- Выходит, так. Помните ли, дорогая Анна Ивановна, госпожу Залевскую? – Богумила Глибовна обратилась к тетушке, но та, кажется, не могла припомнить, о ком это она. – Ну, портниху, госпожу Залевскую, она еще платья нам к первому представлению шила, помните?

- А, да, конечно! Милая была женщина и прекрасная портниха!

- Так вот, ее муж мой лечил, еще, когда служил земским врачом. У нее тоже сердце слабое было, и она этим настоем наперстянки лечилась, но не только те капли принимала, что Аркадий изготовил, но и сама себе настой делала на водке домашней, в результате померла от переизбытка лекарства - ведь наперстянка весьма ядовита!

- Ах, помню, тогда даже расследование было!
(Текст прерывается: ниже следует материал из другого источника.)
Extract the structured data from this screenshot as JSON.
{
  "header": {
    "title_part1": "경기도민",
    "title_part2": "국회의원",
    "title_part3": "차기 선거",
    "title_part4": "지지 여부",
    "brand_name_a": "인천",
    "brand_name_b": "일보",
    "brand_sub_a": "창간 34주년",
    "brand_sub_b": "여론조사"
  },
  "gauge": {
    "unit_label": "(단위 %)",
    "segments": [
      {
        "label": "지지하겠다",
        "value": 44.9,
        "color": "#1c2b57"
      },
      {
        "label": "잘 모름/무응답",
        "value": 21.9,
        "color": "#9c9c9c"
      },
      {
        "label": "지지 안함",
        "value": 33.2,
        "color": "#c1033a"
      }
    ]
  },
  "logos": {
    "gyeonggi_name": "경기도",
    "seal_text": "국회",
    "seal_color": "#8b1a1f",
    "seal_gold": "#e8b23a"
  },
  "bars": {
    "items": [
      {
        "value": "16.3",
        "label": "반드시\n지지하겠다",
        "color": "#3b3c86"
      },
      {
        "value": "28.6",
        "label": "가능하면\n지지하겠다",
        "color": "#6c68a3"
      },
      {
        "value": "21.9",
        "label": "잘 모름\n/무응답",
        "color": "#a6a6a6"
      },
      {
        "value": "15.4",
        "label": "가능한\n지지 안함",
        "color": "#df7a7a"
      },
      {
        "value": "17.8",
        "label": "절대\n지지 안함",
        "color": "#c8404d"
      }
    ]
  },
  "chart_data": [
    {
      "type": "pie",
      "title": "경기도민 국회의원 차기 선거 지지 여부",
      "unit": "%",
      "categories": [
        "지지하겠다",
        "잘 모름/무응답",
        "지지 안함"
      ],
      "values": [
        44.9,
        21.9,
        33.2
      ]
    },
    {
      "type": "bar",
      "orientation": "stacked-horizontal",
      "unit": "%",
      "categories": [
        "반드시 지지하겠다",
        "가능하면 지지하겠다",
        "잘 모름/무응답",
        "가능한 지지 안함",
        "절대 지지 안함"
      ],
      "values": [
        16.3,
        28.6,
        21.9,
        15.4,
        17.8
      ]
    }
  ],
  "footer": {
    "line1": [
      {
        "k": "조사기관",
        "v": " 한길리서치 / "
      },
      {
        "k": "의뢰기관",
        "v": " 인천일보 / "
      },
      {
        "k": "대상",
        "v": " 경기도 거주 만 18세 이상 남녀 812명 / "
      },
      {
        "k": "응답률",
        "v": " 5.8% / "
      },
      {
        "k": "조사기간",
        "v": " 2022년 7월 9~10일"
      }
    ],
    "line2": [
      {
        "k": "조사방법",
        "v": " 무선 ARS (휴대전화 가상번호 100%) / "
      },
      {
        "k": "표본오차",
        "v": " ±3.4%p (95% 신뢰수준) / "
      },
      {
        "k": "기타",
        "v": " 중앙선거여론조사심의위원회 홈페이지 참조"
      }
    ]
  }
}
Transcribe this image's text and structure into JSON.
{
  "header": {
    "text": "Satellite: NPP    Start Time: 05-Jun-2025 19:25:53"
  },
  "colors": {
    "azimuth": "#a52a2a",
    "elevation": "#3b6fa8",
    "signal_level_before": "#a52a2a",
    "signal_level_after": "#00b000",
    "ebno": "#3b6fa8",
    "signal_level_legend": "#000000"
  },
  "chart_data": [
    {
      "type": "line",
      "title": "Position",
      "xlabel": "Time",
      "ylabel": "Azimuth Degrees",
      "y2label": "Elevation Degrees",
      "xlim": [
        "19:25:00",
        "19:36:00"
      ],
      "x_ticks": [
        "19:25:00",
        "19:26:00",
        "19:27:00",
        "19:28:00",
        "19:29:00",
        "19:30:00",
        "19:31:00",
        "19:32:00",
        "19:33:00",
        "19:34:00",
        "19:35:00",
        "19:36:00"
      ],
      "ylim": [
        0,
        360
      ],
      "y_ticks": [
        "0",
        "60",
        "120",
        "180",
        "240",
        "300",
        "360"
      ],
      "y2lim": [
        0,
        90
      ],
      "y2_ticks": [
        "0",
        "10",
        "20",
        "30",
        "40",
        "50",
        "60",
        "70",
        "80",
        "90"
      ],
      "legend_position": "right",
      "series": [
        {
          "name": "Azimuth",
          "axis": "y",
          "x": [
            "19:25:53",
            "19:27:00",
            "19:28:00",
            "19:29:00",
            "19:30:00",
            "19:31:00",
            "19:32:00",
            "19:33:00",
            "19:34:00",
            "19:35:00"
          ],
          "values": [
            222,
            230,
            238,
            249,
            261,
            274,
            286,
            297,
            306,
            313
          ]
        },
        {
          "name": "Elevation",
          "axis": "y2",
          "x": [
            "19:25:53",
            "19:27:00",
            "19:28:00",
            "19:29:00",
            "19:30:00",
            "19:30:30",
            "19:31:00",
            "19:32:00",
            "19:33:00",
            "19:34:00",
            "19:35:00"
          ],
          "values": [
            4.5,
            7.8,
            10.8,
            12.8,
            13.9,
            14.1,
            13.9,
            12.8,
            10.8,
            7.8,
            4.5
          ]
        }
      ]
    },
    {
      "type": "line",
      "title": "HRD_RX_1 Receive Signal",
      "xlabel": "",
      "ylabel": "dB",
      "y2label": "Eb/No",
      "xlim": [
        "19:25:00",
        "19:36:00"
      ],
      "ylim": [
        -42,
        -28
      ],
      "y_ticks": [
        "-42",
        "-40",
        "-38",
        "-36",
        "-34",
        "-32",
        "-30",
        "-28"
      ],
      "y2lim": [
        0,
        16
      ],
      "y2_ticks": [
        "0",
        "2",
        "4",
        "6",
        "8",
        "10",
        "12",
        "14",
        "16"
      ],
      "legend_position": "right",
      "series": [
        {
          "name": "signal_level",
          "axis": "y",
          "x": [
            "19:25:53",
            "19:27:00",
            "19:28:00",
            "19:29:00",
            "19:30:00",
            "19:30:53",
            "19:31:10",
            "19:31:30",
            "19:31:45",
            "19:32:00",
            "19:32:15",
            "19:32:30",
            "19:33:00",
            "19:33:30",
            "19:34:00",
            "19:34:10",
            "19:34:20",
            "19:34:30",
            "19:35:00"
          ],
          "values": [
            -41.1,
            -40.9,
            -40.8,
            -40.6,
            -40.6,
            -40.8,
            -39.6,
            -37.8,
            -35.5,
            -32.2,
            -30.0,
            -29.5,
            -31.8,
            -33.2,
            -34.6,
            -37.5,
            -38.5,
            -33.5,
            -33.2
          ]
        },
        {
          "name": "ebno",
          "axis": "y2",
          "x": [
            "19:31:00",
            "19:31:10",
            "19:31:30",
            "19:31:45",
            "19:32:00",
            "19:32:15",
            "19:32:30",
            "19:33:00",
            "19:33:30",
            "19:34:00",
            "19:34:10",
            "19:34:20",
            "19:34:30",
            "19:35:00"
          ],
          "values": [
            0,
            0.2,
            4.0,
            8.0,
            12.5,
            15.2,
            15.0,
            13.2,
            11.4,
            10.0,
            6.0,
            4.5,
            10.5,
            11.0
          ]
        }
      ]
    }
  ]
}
И признали, что сама покойная виновна в смерти своей скоропостижной.

- Аркадию тогда сильно досталось, – поджала губы Богумила Глибовна, – так что теперь, когда заподозрили неслучайную смерть госпожи фон Айзенхард, он особенно тщательно осмотрел ее, и еще приятный такой молодой пристав у нас побывал. Как его зовут, Клавдия?

- Семен Михайлович, – подсказала Клавдия Ивановна.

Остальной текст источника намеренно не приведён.